As the Mountain Pine Beetle wave passes, attention is returning to the mountain wet zones. Some of this came to a head in 2006 with the development of an old growth forest trail by the nearby small community of Dome Creek in the richest site yet found, a place that was also scheduled to be logged. The resulting socio-economic and ecological issues were investigated in a documentary film, Block 486.

==Ecology and caribou forage==
The inland rainforest of interior British Columbia is a snow-laden mountain rainforest where deep winter snowpacks and old-growth conifer canopies foster exceptional loads of epiphytic "hair" lichens (mainly Bryoria and Alectoria). Those lichens underpin the winter ecology of deep-snow mountain caribou, which spend roughly five to six months feeding almost exclusively on them from the snow surface. Synthesis of canopy studies shows that stand-level lichen "hyperabundance" is largely confined to forests older than about 120–150 years, because the branch architecture, ventilation and stability needed for heavy loads develop late in succession. Industrial logging has fragmented this biome and depressed canopy-lichen loads; the rainforest now functions as the caribou's remaining stronghold, so conservation hinges on maintaining large, connected tracts of unmanaged old growth across elevations, as short-rotation and partial-cut systems do not recreate equivalent forage conditions.
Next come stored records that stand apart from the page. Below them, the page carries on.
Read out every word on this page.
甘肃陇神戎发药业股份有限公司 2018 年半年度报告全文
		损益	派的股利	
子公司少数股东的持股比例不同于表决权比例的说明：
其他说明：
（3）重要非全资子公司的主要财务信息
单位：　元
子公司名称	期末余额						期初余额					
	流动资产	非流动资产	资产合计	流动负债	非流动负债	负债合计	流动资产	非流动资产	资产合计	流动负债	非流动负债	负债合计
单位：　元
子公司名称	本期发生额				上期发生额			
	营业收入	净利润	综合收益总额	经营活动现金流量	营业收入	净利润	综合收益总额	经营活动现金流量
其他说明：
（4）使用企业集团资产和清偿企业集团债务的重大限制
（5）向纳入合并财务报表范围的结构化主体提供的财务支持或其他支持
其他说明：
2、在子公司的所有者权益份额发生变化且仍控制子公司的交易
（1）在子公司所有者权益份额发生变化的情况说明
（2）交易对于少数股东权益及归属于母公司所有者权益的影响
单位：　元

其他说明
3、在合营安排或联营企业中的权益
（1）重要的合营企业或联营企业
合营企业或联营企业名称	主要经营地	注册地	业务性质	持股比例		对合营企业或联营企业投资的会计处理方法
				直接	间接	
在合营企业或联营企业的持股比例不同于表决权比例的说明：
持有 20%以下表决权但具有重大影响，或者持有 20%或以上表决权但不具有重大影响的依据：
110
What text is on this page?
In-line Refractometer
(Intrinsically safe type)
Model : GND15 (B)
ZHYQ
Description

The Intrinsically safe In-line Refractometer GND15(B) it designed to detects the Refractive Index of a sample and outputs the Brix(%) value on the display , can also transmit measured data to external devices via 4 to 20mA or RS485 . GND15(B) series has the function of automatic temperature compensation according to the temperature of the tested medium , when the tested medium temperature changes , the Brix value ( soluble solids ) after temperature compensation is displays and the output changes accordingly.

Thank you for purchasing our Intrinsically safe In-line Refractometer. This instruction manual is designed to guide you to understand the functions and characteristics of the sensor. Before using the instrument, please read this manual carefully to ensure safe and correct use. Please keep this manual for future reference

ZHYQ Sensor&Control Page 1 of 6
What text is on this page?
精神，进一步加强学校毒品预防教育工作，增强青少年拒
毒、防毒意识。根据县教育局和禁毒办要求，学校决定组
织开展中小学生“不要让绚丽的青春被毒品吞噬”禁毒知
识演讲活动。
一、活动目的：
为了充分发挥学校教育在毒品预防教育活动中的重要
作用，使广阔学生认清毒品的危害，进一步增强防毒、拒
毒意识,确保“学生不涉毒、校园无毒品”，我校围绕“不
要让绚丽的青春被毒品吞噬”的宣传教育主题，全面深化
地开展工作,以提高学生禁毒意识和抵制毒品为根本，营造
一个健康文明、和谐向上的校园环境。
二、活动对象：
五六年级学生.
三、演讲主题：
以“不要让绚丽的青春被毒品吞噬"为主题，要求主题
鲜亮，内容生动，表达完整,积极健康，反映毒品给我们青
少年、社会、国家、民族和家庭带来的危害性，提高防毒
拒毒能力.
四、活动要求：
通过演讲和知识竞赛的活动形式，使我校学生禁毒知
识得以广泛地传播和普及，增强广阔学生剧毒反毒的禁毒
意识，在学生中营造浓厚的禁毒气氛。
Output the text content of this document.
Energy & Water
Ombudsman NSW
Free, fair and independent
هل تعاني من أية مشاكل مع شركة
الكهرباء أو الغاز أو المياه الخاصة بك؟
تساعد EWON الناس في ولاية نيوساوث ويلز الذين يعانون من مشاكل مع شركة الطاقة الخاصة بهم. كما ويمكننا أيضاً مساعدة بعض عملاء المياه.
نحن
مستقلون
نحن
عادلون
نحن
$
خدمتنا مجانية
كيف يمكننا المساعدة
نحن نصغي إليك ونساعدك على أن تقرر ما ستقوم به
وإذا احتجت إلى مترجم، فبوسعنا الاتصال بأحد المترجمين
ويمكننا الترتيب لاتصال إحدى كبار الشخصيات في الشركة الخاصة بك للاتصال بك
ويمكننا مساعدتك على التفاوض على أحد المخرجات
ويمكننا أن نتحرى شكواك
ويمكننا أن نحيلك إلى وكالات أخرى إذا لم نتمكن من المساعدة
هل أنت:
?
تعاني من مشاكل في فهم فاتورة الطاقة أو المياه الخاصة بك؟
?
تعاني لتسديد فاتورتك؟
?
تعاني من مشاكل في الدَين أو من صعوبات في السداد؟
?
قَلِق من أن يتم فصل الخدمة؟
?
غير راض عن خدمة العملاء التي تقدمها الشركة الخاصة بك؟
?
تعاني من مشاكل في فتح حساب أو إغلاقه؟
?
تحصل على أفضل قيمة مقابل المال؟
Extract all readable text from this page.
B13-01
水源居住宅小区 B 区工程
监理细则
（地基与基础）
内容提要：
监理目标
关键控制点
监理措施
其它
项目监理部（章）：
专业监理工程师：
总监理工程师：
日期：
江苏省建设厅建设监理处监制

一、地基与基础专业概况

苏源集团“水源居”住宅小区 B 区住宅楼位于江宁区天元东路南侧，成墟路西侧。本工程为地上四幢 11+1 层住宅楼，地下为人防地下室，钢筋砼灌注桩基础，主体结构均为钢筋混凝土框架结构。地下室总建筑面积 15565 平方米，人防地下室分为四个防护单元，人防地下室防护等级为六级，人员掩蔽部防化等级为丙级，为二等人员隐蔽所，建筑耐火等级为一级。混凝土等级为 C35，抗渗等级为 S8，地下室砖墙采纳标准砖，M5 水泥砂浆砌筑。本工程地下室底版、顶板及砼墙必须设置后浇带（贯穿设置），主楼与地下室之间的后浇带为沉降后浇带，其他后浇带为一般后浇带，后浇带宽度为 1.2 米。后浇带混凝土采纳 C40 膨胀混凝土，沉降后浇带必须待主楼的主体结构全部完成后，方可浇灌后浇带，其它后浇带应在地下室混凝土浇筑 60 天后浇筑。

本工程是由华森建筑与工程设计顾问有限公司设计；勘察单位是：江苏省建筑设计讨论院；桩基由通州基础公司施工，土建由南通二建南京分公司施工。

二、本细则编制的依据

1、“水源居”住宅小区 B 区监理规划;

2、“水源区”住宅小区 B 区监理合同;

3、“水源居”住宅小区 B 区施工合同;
==Climate change effects==
The Interior Cedar Hemlock (ICH) zone is of particular significance with respect to climate change. Climatic warming projections suggest that by mid-century or soon afterwards, this location may be at the southerly extent of the ICH. The ICH zone will also have spread throughout much of the Prince George area and farther north. The Rocky Mountain Trench east of Prince George therefore offers the last best chance to preserve some of the rare 'Tier-1' ICH sites.